We have seen sustained momentum in Retail, with a 2-year like-for-like of 13%. This has been complemented by a meticulous delivery of our Vet Group recalibration. The programme to buy out a number of Joint Venture practices is already complete, whilst changes we have made to the fee arrangements for ongoing practices are already showing signs of positive progress and will be followed by further planned adjustments in the second half of the year.
All this provides a strong foundation, meaning we have much to look forward to in FY20 and beyond, and we now expect to return to profit growth a year ahead of our original plan. In the meantime, we will remain focussed on serving our customers, their pets and our partners better than ever before.”

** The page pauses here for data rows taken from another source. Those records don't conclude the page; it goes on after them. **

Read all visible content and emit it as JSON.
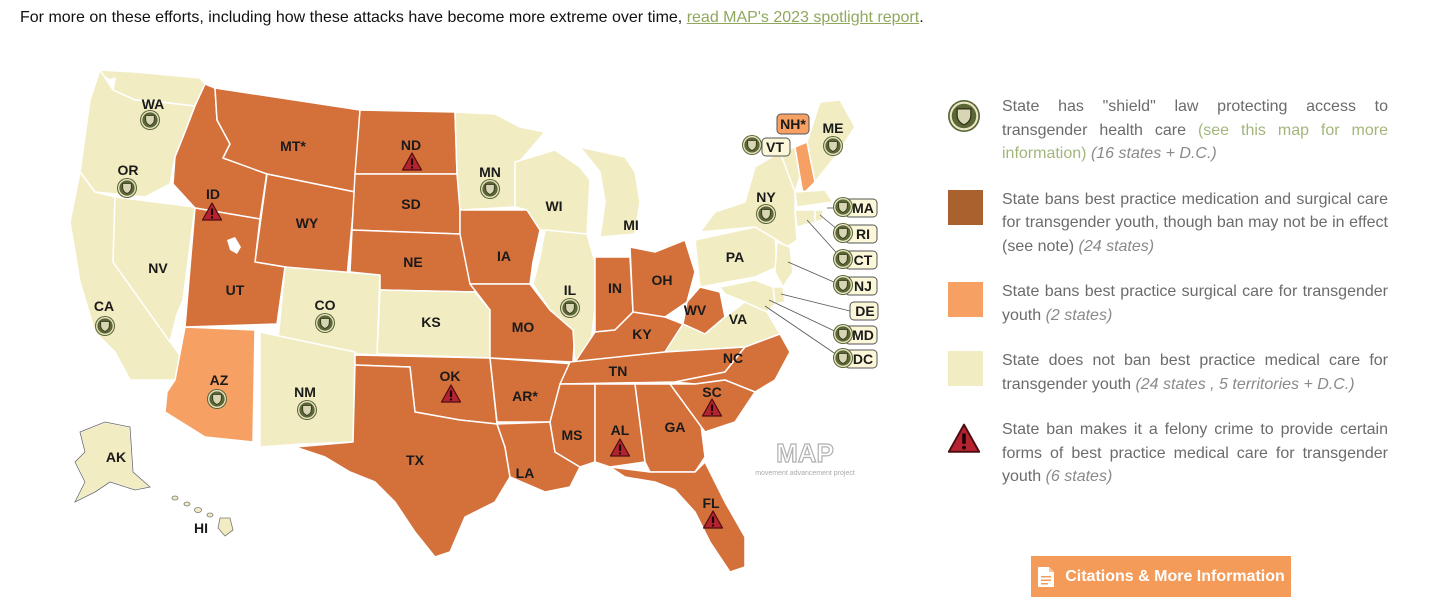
{
  "intro": {
    "text": "For more on these efforts, including how these attacks have become more extreme over time, ",
    "link": "read MAP's 2023 spotlight report",
    "after": "."
  },
  "colors": {
    "full_ban": "#d4703a",
    "surgical_ban": "#f6a064",
    "no_ban": "#f2ecc2",
    "shield": "#5b6634",
    "felony": "#b52330",
    "button": "#f49b5a"
  },
  "map": {
    "states": [
      {
        "abbr": "WA",
        "category": "no_ban",
        "shield": true,
        "felony": false
      },
      {
        "abbr": "OR",
        "category": "no_ban",
        "shield": true,
        "felony": false
      },
      {
        "abbr": "CA",
        "category": "no_ban",
        "shield": true,
        "felony": false
      },
      {
        "abbr": "NV",
        "category": "no_ban",
        "shield": false,
        "felony": false
      },
      {
        "abbr": "ID",
        "category": "full_ban",
        "shield": false,
        "felony": true
      },
      {
        "abbr": "MT*",
        "category": "full_ban",
        "shield": false,
        "felony": false
      },
      {
        "abbr": "WY",
        "category": "full_ban",
        "shield": false,
        "felony": false
      },
      {
        "abbr": "UT",
        "category": "full_ban",
        "shield": false,
        "felony": false
      },
      {
        "abbr": "AZ",
        "category": "surgical_ban",
        "shield": true,
        "felony": false
      },
      {
        "abbr": "CO",
        "category": "no_ban",
        "shield": true,
        "felony": false
      },
      {
        "abbr": "NM",
        "category": "no_ban",
        "shield": true,
        "felony": false
      },
      {
        "abbr": "ND",
        "category": "full_ban",
        "shield": false,
        "felony": true
      },
      {
        "abbr": "SD",
        "category": "full_ban",
        "shield": false,
        "felony": false
      },
      {
        "abbr": "NE",
        "category": "full_ban",
        "shield": false,
        "felony": false
      },
      {
        "abbr": "KS",
        "category": "no_ban",
        "shield": false,
        "felony": false
      },
      {
        "abbr": "OK",
        "category": "full_ban",
        "shield": false,
        "felony": true
      },
      {
        "abbr": "TX",
        "category": "full_ban",
        "shield": false,
        "felony": false
      },
      {
        "abbr": "MN",
        "category": "no_ban",
        "shield": true,
        "felony": false
      },
      {
        "abbr": "IA",
        "category": "full_ban",
        "shield": false,
        "felony": false
      },
      {
        "abbr": "MO",
        "category": "full_ban",
        "shield": false,
        "felony": false
      },
      {
        "abbr": "AR*",
        "category": "full_ban",
        "shield": false,
        "felony": false
      },
      {
        "abbr": "LA",
        "category": "full_ban",
        "shield": false,
        "felony": false
      },
      {
        "abbr": "WI",
        "category": "no_ban",
        "shield": false,
        "felony": false
      },
      {
        "abbr": "IL",
        "category": "no_ban",
        "shield": true,
        "felony": false
      },
      {
        "abbr": "MI",
        "category": "no_ban",
        "shield": false,
        "felony": false
      },
      {
        "abbr": "IN",
        "category": "full_ban",
        "shield": false,
        "felony": false
      },
      {
        "abbr": "OH",
        "category": "full_ban",
        "shield": false,
        "felony": false
      },
      {
        "abbr": "KY",
        "category": "full_ban",
        "shield": false,
        "felony": false
      },
      {
        "abbr": "TN",
        "category": "full_ban",
        "shield": false,
        "felony": false
      },
      {
        "abbr": "MS",
        "category": "full_ban",
        "shield": false,
        "felony": false
      },
      {
        "abbr": "AL",
        "category": "full_ban",
        "shield": false,
        "felony": true
      },
      {
        "abbr": "GA",
        "category": "full_ban",
        "shield": false,
        "felony": false
      },
      {
        "abbr": "FL",
        "category": "full_ban",
        "shield": false,
        "felony": true
      },
      {
        "abbr": "SC",
        "category": "full_ban",
        "shield": false,
        "felony": true
      },
      {
        "abbr": "NC",
        "category": "full_ban",
        "shield": false,
        "felony": false
      },
      {
        "abbr": "WV",
        "category": "full_ban",
        "shield": false,
        "felony": false
      },
      {
        "abbr": "VA",
        "category": "no_ban",
        "shield": false,
        "felony": false
      },
      {
        "abbr": "PA",
        "category": "no_ban",
        "shield": false,
        "felony": false
      },
      {
        "abbr": "NY",
        "category": "no_ban",
        "shield": true,
        "felony": false
      },
      {
        "abbr": "VT",
        "category": "no_ban",
        "shield": true,
        "felony": false
      },
      {
        "abbr": "NH*",
        "category": "surgical_ban",
        "shield": false,
        "felony": false
      },
      {
        "abbr": "ME",
        "category": "no_ban",
        "shield": true,
        "felony": false
      },
      {
        "abbr": "MA",
        "category": "no_ban",
        "shield": true,
        "felony": false
      },
      {
        "abbr": "RI",
        "category": "no_ban",
        "shield": true,
        "felony": false
      },
      {
        "abbr": "CT",
        "category": "no_ban",
        "shield": true,
        "felony": false
      },
      {
        "abbr": "NJ",
        "category": "no_ban",
        "shield": true,
        "felony": false
      },
      {
        "abbr": "DE",
        "category": "no_ban",
        "shield": false,
        "felony": false
      },
      {
        "abbr": "MD",
        "category": "no_ban",
        "shield": true,
        "felony": false
      },
      {
        "abbr": "DC",
        "category": "no_ban",
        "shield": true,
        "felony": false
      },
      {
        "abbr": "AK",
        "category": "no_ban",
        "shield": false,
        "felony": false
      },
      {
        "abbr": "HI",
        "category": "no_ban",
        "shield": false,
        "felony": false
      }
    ],
    "watermark": {
      "logo": "MAP",
      "tagline": "movement advancement project"
    }
  },
  "legend": [
    {
      "icon": "shield-icon",
      "text": "State has \"shield\" law protecting access to transgender health care",
      "link": "(see this map for more information)",
      "count": "(16 states + D.C.)"
    },
    {
      "icon": "full-ban-swatch",
      "text": "State bans best practice medication and surgical care for transgender youth, though ban may not be in effect (see note)",
      "link": "",
      "count": "(24 states)"
    },
    {
      "icon": "surgical-ban-swatch",
      "text": "State bans best practice surgical care for transgender youth",
      "link": "",
      "count": "(2 states)"
    },
    {
      "icon": "no-ban-swatch",
      "text": "State does not ban best practice medical care for transgender youth",
      "link": "",
      "count": "(24 states , 5 territories + D.C.)"
    },
    {
      "icon": "felony-icon",
      "text": "State ban makes it a felony crime to provide certain forms of best practice medical care for transgender youth",
      "link": "",
      "count": "(6 states)"
    }
  ],
  "button": {
    "label": "Citations & More Information",
    "icon": "document-icon"
  }
}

We have been successful in sustaining profit growth in Retail and expect this to continue. In the Vet Group, the second half of FY20 will see the full impact of changes to the fee arrangements for ongoing JV practices, in line with our original plan. In addition, we will incur certain pre-opening costs associated with the capacity extension at Dick White Referrals, plus the opening of our fifth Specialist Referral centre in Scotland, all of which will reduce Vet Group underlying profit in the year.
Due to the progress we have made in the first half of FY20, we are confident about the rest of the year and now expect to deliver full year underlying profit growth, with Group underlying profit before tax# on a pre-IFRS16 basis towards the top end of current market consensus.
We now expect full year Group underlying free cashflow to be broadly flat, despite the previously disclosed one-off outflow of £10.7m relating to a change in timing to Corporation Tax payments.
New openings will include up to five new stores, grooming salons and vet practices, and the one-off programme to buy out a number of JV practices is now complete.
Our focus remains on sustaining the return to profit growth and we expect to generate further underlying profit and free cashflow growth from FY21, despite the potential headwind posed to Retail gross margin by USD currency movements.